Check out the redesigned Hanohano room at the Sheraton Waikiki Hotel
Even if you’re afraid of heights (as this writer happens to be) it’s worth the scare riding the elevator up to Twist at Hanohano at the Sheraton Waikiki Hotel.
Located on the Sheraton’s 30th floor, the view on the way up is pretty spectacular – you can see all of Waikiki and more.
The elevator doors open to the newly redesigned Hanohano Room, now renamed Twist at Hanohano. The sky-high space makes good on its views of the ocean and Waikiki shoreline below, and with that, the popular “sunset” side of the dining room still fills up first. Contemporary/metro music plays over the airwaves, and dimmed lighting creates an elegant, yet cozy feel in the dining room.
“It was tired; she needed a facelift,” exclaims Suzy Ford, public relations and promotions manager of food and beverage for Starwood Hotels and Resorts Waikiki. “We wanted it to be very hip and sophisticated to match the food. We added seating, tried to change the bar so it was loungy. (There’s) new furniture, new carpeting – the bar has been completely revamped.”
Spearheading the redesign of the restaurant, which debuted Oct. 17, 2008, was Kelly Sanders and the rest of the Sheraton Waikiki hotel management team. Off-white leather couches adorn the waiting area by the host stand, and the same material covers the barstools and dining room chairs. Pianist Ginny Tiu performs regularly weekdays on the stage.
“(Sanders) and the rest of the team worked really hard in designing the concept. We’re the most unique restaurant in Waikiki,” says Ford. “The Hanohano Room is an institution. People have gotten engaged here.”
Cocktails are a must for any fine evening out on the town, and Twist offers some refreshing signature drinks, including the twisted guava martini (a mix of Ketel One Vodka, Danny DeVito limoncello and a float of Orchid guava liqueur).
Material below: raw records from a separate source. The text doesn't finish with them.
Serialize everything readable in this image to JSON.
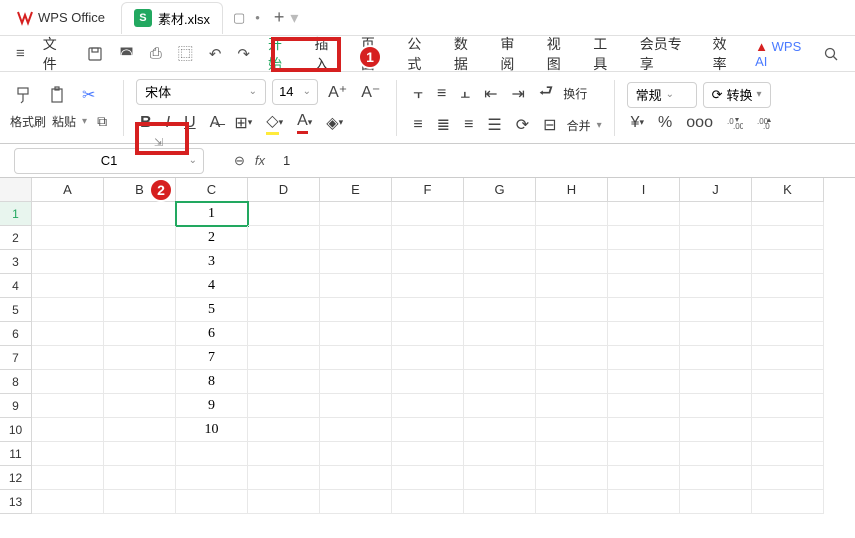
{
  "app": {
    "name": "WPS Office"
  },
  "tab": {
    "icon_letter": "S",
    "filename": "素材.xlsx"
  },
  "menubar": {
    "file": "文件",
    "items": [
      "开始",
      "插入",
      "页面",
      "公式",
      "数据",
      "审阅",
      "视图",
      "工具",
      "会员专享",
      "效率"
    ],
    "active_index": 0,
    "ai": "WPS AI"
  },
  "ribbon": {
    "format_painter": "格式刷",
    "paste": "粘贴",
    "font_name": "宋体",
    "font_size": "14",
    "wrap": "换行",
    "merge": "合并",
    "general": "常规",
    "rotate": "转换"
  },
  "formula": {
    "cell_ref": "C1",
    "fx": "fx",
    "value": "1"
  },
  "grid": {
    "cols": [
      "A",
      "B",
      "C",
      "D",
      "E",
      "F",
      "G",
      "H",
      "I",
      "J",
      "K"
    ],
    "rows": 13,
    "active_cell": "C1",
    "cells": {
      "C1": "1",
      "C2": "2",
      "C3": "3",
      "C4": "4",
      "C5": "5",
      "C6": "6",
      "C7": "7",
      "C8": "8",
      "C9": "9",
      "C10": "10"
    }
  },
  "markers": {
    "m1": "1",
    "m2": "2"
  },
  "chart_data": null
}
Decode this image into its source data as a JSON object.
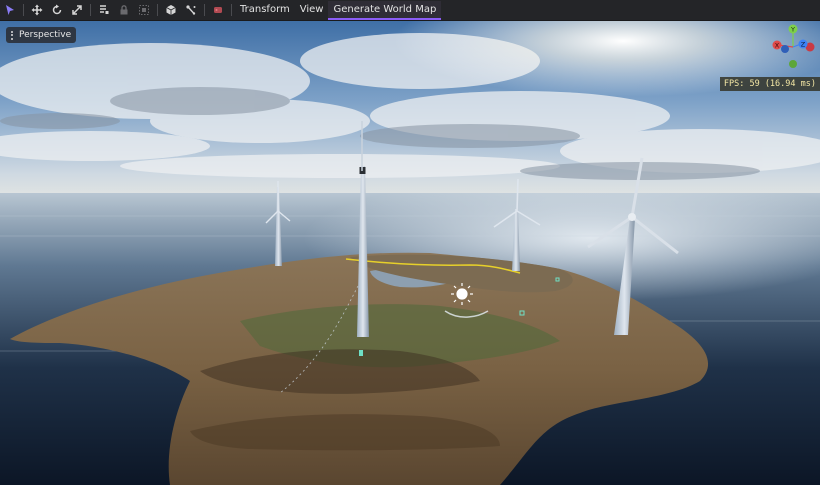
{
  "toolbar": {
    "tools": [
      {
        "name": "select-tool",
        "icon": "select-arrow-icon"
      },
      {
        "name": "move-tool",
        "icon": "move-icon"
      },
      {
        "name": "rotate-tool",
        "icon": "rotate-icon"
      },
      {
        "name": "scale-tool",
        "icon": "scale-icon"
      },
      {
        "name": "list-tool",
        "icon": "list-icon"
      },
      {
        "name": "lock-tool",
        "icon": "lock-icon"
      },
      {
        "name": "group-tool",
        "icon": "group-icon"
      },
      {
        "name": "object-tool",
        "icon": "cube-icon"
      },
      {
        "name": "bone-tool",
        "icon": "bone-icon"
      },
      {
        "name": "record-tool",
        "icon": "record-icon"
      }
    ],
    "menus": [
      "Transform",
      "View",
      "Generate World Map"
    ],
    "active_menu": "Generate World Map"
  },
  "viewport": {
    "camera_label": "Perspective",
    "fps_text": "FPS: 59 (16.94 ms)",
    "gizmo_axes": {
      "x": "X",
      "y": "Y",
      "z": "Z"
    }
  },
  "colors": {
    "accent": "#8b5cf6",
    "axis_x": "#e04a4a",
    "axis_y": "#7ed04a",
    "axis_z": "#3b82f6"
  }
}
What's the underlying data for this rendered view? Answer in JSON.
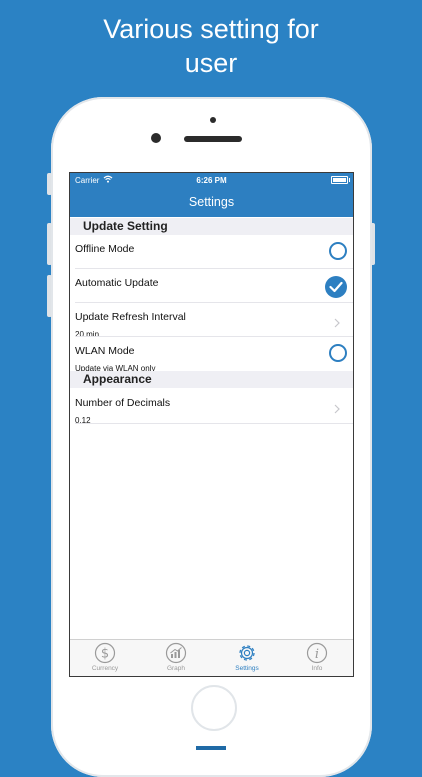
{
  "headline": {
    "line1": "Various setting for",
    "line2": "user"
  },
  "status_bar": {
    "carrier": "Carrier",
    "time": "6:26 PM"
  },
  "navbar": {
    "title": "Settings"
  },
  "sections": [
    {
      "header": "Update Setting",
      "rows": [
        {
          "label": "Offline Mode",
          "control": "radio",
          "checked": false
        },
        {
          "label": "Automatic Update",
          "control": "radio",
          "checked": true
        },
        {
          "label": "Update Refresh Interval",
          "value": "20 min",
          "control": "disclosure"
        },
        {
          "label": "WLAN Mode",
          "value": "Update via WLAN only",
          "control": "radio",
          "checked": false
        }
      ]
    },
    {
      "header": "Appearance",
      "rows": [
        {
          "label": "Number of Decimals",
          "value": "0.12",
          "control": "disclosure"
        }
      ]
    }
  ],
  "tabbar": {
    "active": "Settings",
    "items": [
      {
        "label": "Currency",
        "icon": "dollar-icon"
      },
      {
        "label": "Graph",
        "icon": "graph-icon"
      },
      {
        "label": "Settings",
        "icon": "gear-icon"
      },
      {
        "label": "Info",
        "icon": "info-icon"
      }
    ]
  },
  "colors": {
    "background": "#2b82c4",
    "accent": "#2d7fc1",
    "inactive_tab": "#9a9a9a"
  }
}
Another favorite is the white ginger and lychee martini with Kai lychee vodka, Orchid lychee liqueur and a ginger elixir, shaken, not stirred. If you’re in the mood for wine, Twist offers many varities by the glass and bottle as well, including Pinot Noir Au Bon Climat.
Moving on to the food, the new menu centers around the “farm to table” concept, featuring dishes made with fresh local ingredients such as Nalo greens, Hamakua Springs mushrooms, Kona kampachi and others. Guests choose from either a three-, four- or five-course meal, each offered with or without wine pairings. Popular choices on the appetizer list include the Kona lobster bisque with roasted cauliflower truffle essence; the Hawaiian-style crudo with Kona kampachi, shaved fennel, pickled red radish and sea asparagus; and the citrus-scented diver scallop with fava beans and morels and a tomato fennel marmalade.
Both Ford and Twist assistant manager Paul Tacci agree that the most popular entrees are the seven spice-rubbed duck breast, served with gingered cranberries, baby arugula and honey pumpkin puree; the Tahitian vanilla poached onaga served with a corn and blue crab potato cake, coconut kaffir and lime nage; and the pine nut-crusted lamb chop, which comes with minted lemon pesto, carrot and Maui goat cheese puree.
On the dessert menu, choose from the ginger coconut float, pineapple and coco d’amour soup, lemon and vanilla custard or chili chocolate catalan cream with cinnamon sugar “churros.”
“The entire thing has changed,” Ford says of the menu. “It used to be steak, lobster, prime rib. We find repeat customers who’ve gone through the transition, they’re blown away. They’re like, ‘Wow!'”
Chef Ryan Loo, the menu’s mastermind, says he offers up dishes in his signature European/Mediterranean style. The 26-year-old local boy previously worked at Hoku’s and held an apprenticeship at the Greenbrier Resort in West Virginia. Loo joined the Hanohano team in 2007, cooking his way up from sous chef to executive chef. He says the new menu is nothing fancy, just a simple deliverance of great flavors.
“It was a lot of work, all the tastings. Seeing it all come together, seeing it come alive, it’s very gratifying,” explains Loo.
In addition to Loo’s core menu, a second menu themed after an island is offered and changes every two weeks. There are seven islands total: Key West, Santorini, Mallorca, Sicily, Porquerolles, Phuket and Africa’s Seychelles.
“Twisting on contemporary, that’s where the idea of Twist is,” says Tacci. “What we’re looking to do is be the best new restaurant in 2009. We’re going for the upscale dining category. I think we can do it.”